Eight years after the legalization of medical marijuana and four years after adoption of recreational cannabis, the Massachusetts Medical Society has recognized cannabis as a medical therapy.
The policy, adopted at the most recent Massachusetts Medical Society meeting, seems like a small and incremental step in acknowledging a drug that nearly 300 physicians in Massachusetts are already prescribing to patients. Yet it is a far cry from the prescriptive requirements the state’s leading physician group, which has 25,000 members, had previously placed on doctors who recommend cannabis, and it eliminates the society’s objections to recreational cannabis altogether.
“We’ve missed out as a society on a good deal of therapeutic benefit,” said Jay Broadhurst, chair of the society’s committee on public health and an assistant professor of family medicine and community health at UMass Medical School, who helped write the new policy. “(We were) sidetracked by the politics of reefer madness. And there’s racism that has been tied up in the entire marijuana history. There’s so much sadness I have in this regard and I’m proud of trying to focus the light on how we can help.”
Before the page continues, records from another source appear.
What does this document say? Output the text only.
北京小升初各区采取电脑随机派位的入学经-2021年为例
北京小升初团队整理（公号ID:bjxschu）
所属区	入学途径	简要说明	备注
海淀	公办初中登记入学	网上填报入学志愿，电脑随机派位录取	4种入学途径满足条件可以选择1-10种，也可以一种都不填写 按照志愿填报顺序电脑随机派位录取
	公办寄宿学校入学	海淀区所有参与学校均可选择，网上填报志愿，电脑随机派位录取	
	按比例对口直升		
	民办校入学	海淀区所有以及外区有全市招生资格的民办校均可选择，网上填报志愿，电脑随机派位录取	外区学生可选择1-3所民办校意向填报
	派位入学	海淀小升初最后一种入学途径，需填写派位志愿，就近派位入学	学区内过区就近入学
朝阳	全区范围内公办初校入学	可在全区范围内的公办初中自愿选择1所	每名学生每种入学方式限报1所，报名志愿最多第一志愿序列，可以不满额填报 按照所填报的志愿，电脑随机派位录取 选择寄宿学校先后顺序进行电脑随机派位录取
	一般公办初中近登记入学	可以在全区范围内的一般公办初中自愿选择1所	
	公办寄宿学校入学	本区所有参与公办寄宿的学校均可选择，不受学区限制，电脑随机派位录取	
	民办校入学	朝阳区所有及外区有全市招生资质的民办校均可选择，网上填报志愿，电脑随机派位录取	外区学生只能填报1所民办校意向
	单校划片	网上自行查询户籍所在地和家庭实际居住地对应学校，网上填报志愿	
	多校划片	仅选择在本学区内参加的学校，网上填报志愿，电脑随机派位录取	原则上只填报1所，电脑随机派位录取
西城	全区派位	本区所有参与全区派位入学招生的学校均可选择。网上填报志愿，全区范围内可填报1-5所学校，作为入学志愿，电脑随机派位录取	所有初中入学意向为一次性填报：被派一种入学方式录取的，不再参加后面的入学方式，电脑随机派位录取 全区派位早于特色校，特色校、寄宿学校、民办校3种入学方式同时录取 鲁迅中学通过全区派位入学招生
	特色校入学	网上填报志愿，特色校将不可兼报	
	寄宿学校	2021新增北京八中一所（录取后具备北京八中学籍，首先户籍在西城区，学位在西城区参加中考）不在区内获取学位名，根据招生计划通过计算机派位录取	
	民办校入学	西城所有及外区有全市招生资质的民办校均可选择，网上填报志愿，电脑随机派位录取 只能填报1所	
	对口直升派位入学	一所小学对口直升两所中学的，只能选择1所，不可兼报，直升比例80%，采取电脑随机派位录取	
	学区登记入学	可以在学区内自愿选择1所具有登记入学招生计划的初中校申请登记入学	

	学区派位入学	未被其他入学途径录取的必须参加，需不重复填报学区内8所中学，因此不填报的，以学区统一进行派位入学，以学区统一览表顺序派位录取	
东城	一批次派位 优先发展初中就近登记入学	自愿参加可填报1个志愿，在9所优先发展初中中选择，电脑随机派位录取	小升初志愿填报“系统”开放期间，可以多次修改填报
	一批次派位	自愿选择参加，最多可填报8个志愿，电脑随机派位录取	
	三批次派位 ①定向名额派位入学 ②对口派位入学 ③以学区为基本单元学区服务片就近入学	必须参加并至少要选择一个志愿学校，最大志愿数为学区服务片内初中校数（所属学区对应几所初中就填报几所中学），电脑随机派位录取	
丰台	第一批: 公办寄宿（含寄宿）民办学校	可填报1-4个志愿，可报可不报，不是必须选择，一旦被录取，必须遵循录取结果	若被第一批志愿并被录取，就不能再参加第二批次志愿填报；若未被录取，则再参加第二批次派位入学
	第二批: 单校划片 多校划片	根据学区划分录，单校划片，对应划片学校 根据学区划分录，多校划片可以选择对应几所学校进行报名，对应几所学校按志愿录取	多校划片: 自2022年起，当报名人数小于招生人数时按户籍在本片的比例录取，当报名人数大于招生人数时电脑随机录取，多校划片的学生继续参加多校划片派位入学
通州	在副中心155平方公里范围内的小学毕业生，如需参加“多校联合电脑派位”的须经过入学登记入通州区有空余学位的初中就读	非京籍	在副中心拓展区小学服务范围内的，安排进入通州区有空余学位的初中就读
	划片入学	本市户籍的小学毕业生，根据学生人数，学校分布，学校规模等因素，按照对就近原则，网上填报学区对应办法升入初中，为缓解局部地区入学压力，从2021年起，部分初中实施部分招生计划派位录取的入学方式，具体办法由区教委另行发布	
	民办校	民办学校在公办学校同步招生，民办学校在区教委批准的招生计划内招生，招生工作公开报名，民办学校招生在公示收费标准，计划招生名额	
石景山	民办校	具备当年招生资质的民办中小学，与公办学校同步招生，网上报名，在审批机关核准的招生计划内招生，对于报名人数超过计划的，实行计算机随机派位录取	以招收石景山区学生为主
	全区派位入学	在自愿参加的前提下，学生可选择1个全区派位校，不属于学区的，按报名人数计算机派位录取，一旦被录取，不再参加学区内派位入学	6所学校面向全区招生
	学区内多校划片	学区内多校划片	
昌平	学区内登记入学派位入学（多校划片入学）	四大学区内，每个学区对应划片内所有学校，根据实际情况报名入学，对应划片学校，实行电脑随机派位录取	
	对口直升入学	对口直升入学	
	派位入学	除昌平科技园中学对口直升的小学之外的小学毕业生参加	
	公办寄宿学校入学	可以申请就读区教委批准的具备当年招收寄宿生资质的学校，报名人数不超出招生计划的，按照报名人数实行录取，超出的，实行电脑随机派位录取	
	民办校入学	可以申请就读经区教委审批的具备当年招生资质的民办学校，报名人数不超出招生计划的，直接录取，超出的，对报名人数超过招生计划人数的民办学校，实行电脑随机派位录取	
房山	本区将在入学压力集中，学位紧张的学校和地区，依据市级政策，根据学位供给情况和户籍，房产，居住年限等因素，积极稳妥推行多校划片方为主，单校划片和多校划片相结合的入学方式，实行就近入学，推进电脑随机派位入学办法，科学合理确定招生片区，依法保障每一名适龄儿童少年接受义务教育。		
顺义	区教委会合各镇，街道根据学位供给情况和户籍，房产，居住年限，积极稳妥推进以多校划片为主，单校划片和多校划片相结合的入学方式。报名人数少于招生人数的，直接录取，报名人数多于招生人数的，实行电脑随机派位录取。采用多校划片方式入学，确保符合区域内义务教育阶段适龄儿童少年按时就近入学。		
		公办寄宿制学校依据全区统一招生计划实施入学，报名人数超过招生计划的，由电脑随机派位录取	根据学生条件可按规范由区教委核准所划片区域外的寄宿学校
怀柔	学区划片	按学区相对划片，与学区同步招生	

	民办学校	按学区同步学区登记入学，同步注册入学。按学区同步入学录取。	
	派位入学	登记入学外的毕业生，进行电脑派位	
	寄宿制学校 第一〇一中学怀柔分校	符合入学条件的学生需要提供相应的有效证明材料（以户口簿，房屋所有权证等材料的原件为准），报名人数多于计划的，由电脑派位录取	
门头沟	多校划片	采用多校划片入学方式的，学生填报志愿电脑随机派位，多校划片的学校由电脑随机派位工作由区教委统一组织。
Physicians within the society had been working to amend the policy for 18 months. While it was ready to be voted upon in May, the society ultimately delayed the discussion, not wanting to slip a substantive revision in the midst of a pandemic.
Yet the policy was ultimately adopted at the society’s virtual meeting in December. According to the policy, physicians should be guided by seven principles, including promoting a relationship with the patient, promoting effective treatment options, protecting the health of vulnerable individuals, reducing the stigma of the drug, and achieving health equity and social justice.
Broadhurst said the policy is not an endorsement of cannabis, much in the way the medical society does not endorse any other particular treatments. Rather, the policy accepts that cannabis is a therapeutic option, and says discussions of recreational use should happen the same as they would around alcohol or tobacco.
“We ought to treat cannabis the same way we’d treat any other decision process, and that means we want a positive and therapeutic relationship with patients, and we will base our judgements on the best scientific evidence available and effective treatment,” he said. “You could substitute obesity or eczema or headaches in that. The same principles would apply.”
In adopting its recent policy, the society did away with many of its more aggressive stances around cannabis. Previously, the group had required a litany of standards physicians had to meet if they wanted to get involved in cannabis. Among them, physicians had to have an active medical license with the state, a controlled substances registration with the Department of Public Health, and registration with the federal Drug Enforcement Agency.
The society had additionally voted in 2004, 2011, 2018 and 2019 in opposition to recreational marijuana.
Yet Broadhust said that opposition was a judgment that physicians should not place on any kind of recreational activity. “That’s a judgmental policy,” Broadhurst said. “It was based on public health evidence that demonstrated there were harms to marijuana use, but if you start shining alight why aren’t we opposed to alcohol use?”
The Massachusetts Medical Society also doesn’t feel the need to regulate physicians involvement in cannabis. Unlike the early days of marijuana legalization, the Cannabis Control Commission now oversees those requirements and enforcements.
That leaves physicians to do what they have always done — approach patients with an openness and a goal to improve their wellbeing.
“I would like to see cannabis treated along with all the other things that people do, as something that is part of a person’s health and wellbeing,” Broadhurst said.”And on the recreational side, as is true of any recreational behavior a person has, that we’re open to understanding what role it plays in a person’s life and we might on the basis of that make recommendations about modifying the use or improving further their health and wellbeing. Approaching this topic in a supportive and non-judgmental way to reduce stigma is incredibly important.”